Jan. 28, 2019, 9:07 PM

Kannon K. Shanmugam will be moving to Paul Weiss to build a Supreme Court practice at a time when the firm is under attack over diversity issues, but he says he is ready to help the firm deliver on its commitment to improve in this area.

Paul Weiss announced Jan. 27 that the superstar Supreme Court litigator was joining the firm from Williams & Connolly to manage its Washington office and start a new appellate and Supreme Court practice. He’ll be replaced by Lisa Blatt, who is moving over to Williams & Connolly from Arnold & Porter.

Shanmugam, who is of Indian descent, arrived at the firm the same weekend that the New York Times published a story critical of Paul Weiss’ diversity record.

The Jan. 27 article said that Paul Weiss, like many big law firms, sidelines minorities and women, who face obstacles in the road toward partnership. Paul Weiss was also criticized in December 2018 for its newest partner class of 12 white attorneys, 11 of whom were men.

“There’s a lot of work to be done at Paul Weiss as there is at every other law firm,” Shanmugam said.

Retaining diverse attorneys is “one of the major challenges facing the legal industry today,” he said. But Shanmugam said it was actually Paul Weiss’ "long record of commitment to diversity” that was one of the firm’s attractions for him.

According to data compiled by the Minority Corporate Counsel Association, women make up 21.58 percent of the Paul Weiss equity partner ranks.

Shanmugam said he’s committed to addressing the issue of diversity at the firm as managing partner for the Washington office.

Within five years, he “hopes and expects to have a group every bit as diverse” as the one he had at Williams & Connolly.

As for the new litigation team, Shanmugam said he plans to build it “organically” like he did at Williams & Connolly to ultimately have a “team that’s the right size for the needs of the practice.”

Supreme Court Firepower

Paul Weiss is one of the last great “superfirms” with a meaningful litigation practice but with no appellate practice, which is “a real oddity,” said Shanmugam. The last time it had a case at the Supreme Court was in 2012 in United States v. Windsor.
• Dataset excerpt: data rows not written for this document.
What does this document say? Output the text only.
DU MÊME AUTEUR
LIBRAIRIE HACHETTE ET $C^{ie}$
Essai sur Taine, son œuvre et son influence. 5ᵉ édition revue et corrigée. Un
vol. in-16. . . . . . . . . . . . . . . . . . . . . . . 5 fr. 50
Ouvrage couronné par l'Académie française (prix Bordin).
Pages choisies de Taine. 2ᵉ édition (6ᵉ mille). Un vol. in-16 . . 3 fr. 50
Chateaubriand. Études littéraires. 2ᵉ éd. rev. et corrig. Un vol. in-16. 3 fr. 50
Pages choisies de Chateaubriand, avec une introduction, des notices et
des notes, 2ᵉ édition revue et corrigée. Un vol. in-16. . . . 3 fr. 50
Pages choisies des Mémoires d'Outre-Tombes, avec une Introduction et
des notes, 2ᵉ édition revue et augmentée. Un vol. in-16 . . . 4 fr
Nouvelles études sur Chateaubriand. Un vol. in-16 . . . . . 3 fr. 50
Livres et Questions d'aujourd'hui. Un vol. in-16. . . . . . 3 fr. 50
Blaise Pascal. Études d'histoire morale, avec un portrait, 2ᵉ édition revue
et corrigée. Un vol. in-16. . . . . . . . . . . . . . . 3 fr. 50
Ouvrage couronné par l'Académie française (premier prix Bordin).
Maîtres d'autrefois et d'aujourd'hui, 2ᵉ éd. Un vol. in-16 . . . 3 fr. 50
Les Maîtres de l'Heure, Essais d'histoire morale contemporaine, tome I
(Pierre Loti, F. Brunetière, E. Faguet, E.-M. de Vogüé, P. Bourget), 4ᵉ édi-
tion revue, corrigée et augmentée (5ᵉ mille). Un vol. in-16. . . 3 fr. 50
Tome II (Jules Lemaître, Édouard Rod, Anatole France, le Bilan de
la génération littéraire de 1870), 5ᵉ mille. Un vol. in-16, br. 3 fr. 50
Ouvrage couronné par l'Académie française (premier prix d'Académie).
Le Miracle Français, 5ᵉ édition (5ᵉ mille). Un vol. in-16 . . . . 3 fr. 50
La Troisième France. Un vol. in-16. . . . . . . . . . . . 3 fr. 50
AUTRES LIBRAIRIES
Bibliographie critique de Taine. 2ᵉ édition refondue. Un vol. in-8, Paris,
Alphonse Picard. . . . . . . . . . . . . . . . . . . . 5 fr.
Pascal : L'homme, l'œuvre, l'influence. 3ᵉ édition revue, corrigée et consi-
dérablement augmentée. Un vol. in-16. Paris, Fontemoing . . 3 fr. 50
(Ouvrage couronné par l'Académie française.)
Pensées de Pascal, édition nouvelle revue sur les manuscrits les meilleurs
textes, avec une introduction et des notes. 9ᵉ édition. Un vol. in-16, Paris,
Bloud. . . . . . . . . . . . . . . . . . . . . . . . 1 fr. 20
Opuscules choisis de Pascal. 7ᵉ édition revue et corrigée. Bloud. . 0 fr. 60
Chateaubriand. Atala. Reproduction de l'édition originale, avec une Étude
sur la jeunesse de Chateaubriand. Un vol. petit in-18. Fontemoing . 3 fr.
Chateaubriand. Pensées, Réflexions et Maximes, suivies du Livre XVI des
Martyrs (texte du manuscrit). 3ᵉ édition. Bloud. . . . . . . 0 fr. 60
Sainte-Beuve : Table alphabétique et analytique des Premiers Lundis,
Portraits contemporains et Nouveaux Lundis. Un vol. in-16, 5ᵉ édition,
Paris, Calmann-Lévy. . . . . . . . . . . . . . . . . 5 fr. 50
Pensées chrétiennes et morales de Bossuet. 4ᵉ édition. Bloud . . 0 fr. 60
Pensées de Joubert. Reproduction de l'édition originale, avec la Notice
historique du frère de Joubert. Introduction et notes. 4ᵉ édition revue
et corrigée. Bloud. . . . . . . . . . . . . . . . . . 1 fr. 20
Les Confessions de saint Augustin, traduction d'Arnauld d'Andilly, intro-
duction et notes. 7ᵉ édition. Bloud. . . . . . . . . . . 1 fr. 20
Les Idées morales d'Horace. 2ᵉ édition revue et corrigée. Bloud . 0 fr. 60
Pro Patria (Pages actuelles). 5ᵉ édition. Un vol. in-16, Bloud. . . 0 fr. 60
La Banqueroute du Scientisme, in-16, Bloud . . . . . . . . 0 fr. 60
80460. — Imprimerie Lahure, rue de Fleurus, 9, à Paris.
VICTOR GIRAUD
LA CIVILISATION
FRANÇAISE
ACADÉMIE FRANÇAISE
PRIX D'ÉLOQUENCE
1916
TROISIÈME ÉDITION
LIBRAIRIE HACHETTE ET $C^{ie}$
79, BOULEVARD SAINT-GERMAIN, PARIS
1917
In that case, which was argued by former Paul Weiss litigator Roberta Kaplan, the Supreme Court struck down the federal Defense of Marriage Act’s definition of “marriage” as only between a man and a woman.

New York-based Paul Weiss, a firm of more than 1,000 lawyers worldwide, has long been known for its litigation and corporate benches, but has not previously had a practice aimed at high court arguments.

“This was a unique opportunity to build a Supreme Court practice in one of the world’s great law firms and to play a leadership role in the Washington office,” Shanmugam told Bloomberg Law.

Shanmugam has argued 27 cases before Supreme Court. In November, he represented families of victims of the 2000 suicide bombing attack on the destroyer USS Cole.

His replacement at Williams & Connolly, Blatt, who declined comment on her move, also has an impressive record of arguing before the High Court. She has argued 37 cases there—more than any other woman.

“We are thrilled to have Lisa come home,” Joe Petrosinelli, chairman of Williams & Connolly’s executive committee, said in a statement.